En Chile a la computadora u ordenador le decimos "computador"  
A los CD, ci-di , aunque yo preferiría ce-de


----------



## everaldo2

Gracias todos

Ev


----------



## sanedrac

Hola yo soy de México y por acá al CD le dicen (ci di)

en ingles quiere sería una abreviatura de (Compact Disc) en español yo lo entiendo como (Disco Compacto) y no es lo mismo un reproductor de CD, que un tocadiscos, por acá el tocadiscos era o es un reproductor de discos de acetato de mayor volumen y menos capacidad que un CD, hasta donde tengo cocimiento


----------



## Reili

gary.cook said:
			
		

> You can call it a Reproductor de CD


 
Qué chistoso, si se intentó darle un término en español entonces pienso que  el orden de CD debería invertirse por DC y quedaría Reproductor de D(iscos) C(compactos), porque el orden CD corresponde al inglés, ¿ ?


----------



## Fernando

Por favor, seamos correctos: cedé y sidí.

Salte de la lumbre, sanedrac, que te vas a cocer.

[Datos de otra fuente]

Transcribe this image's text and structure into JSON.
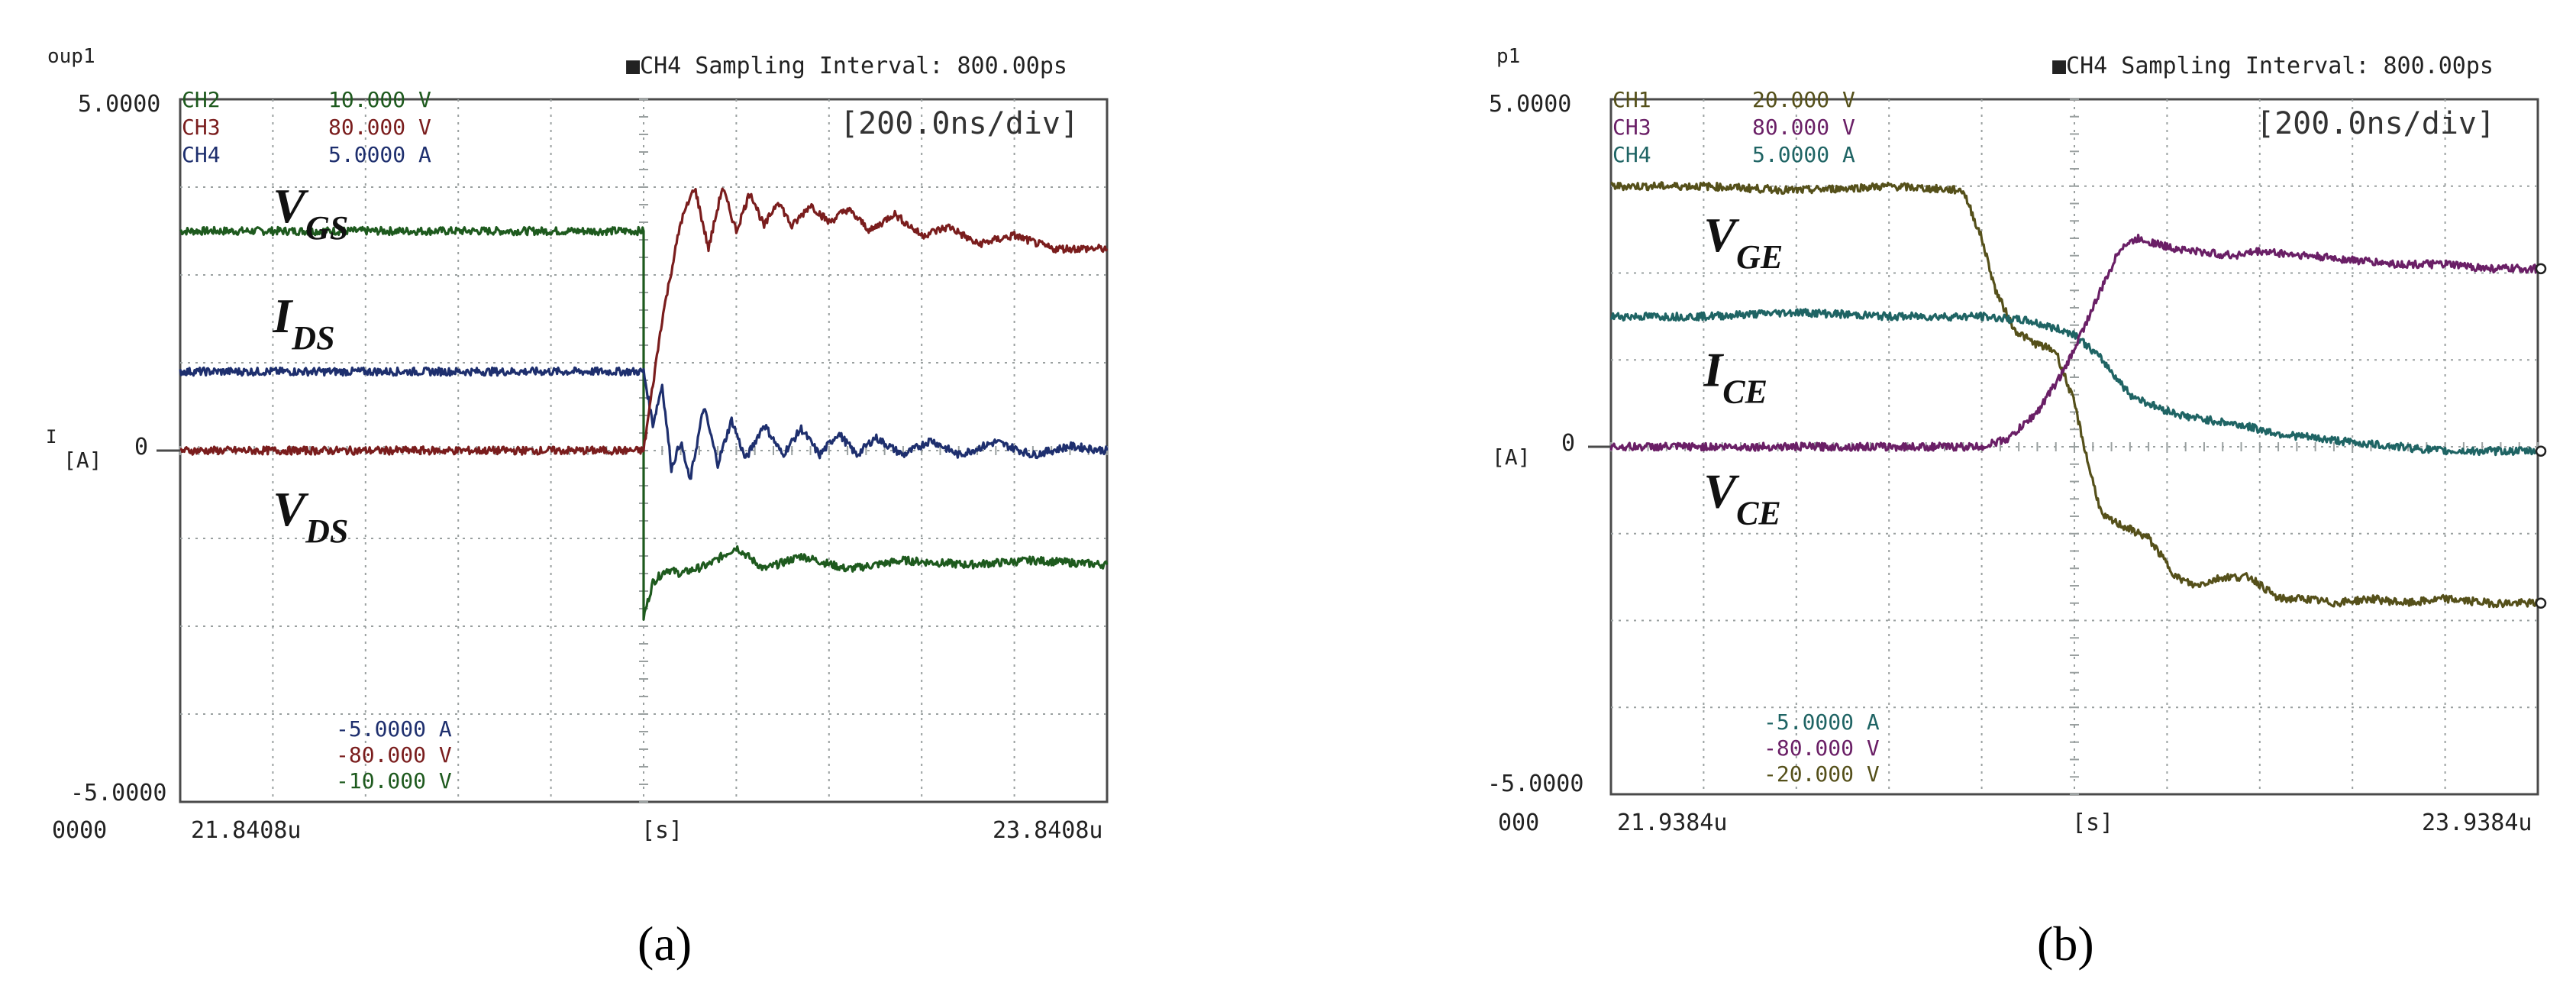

Por lo demás de acuerdo contigo y con todos los demás. Por algún motivo tocadiscos se ha quedado para los discos de vinilo y ahora los cedés no se "tocan" se reproducen.

Por cierto, se usa también "lector" de cedés, pero sólo para ordenadores/computadoras/computadores.

Perdón porque creo que estoy siendo redundante con otros foreros.


----------



## sanedrac

Estoy de acuerdo contigo por acá se le llama Reproductor de Discos Compactos

Se oye mal que digamos Reproductor de Compactos Discos

parece que al pasar del ingles al español en ocasiones se invierten algunas palabras, no todas por supuesto.

Gracias


----------



## Alundra

sanedrac said:
			
		

> Estoy de acuerdo contigo por acá se le llama Reproductor de Discos Compactos
> 
> Se oye mal que digamos Reproductor de Compactos Discos
> 
> parece que al pasar del ingles al español en ocasiones se invierten algunas palabras, no todas por supuesto.
> 
> Gracias


 
Una pequeña aclaración. En España no se dice: 
Reproductor de Compactos Discos. 
Se dice Reproductor de Discos Compactos ó Reproductor de CD's.
Es decir, se dice en inglés únicamente cuando se pronuncian las siglas.

Alundra.


----------



## sanedrac

Hola 

Lo que diriámos en español (Reproductor de Compact Disc)

leyendo las abreviaturas exactamente del inglés, muy de acuerdo

saludos a todos y gracias nuevamente


----------



## Jilly

Aquí en México se pronuncia Ci-Di como en Inglés y muchas veces se refiere al CD player como CD por ejemplo, tengo un CD en mi coche.


----------



## everaldo2

"Reproductor de DVD" 

Would this be the correct term for a DVD player then.

Thanks


----------



## Jilly

Hi Everaldo:
Yes that would be correct.


----------



## everaldo2

Gracias Jilly


----------



## kitik

Alundra said:


> Martona, en mi casa ya hemos inventado la palabra, le llamamos cedetera, jejeejeje,   (al menos en el ordenador, imitando disquetera).



Yo también le llamo cedetera (al del PC), aunque hay gente que me mira mal, pero me gusta como suena!


----------



## maniega

No está mal. Un hilo del 2005 ha vuelto a la vida .


----------



## Iararo

Hola. En Argentina los CD son "ci di" y el ordenador es "la computadora".


----------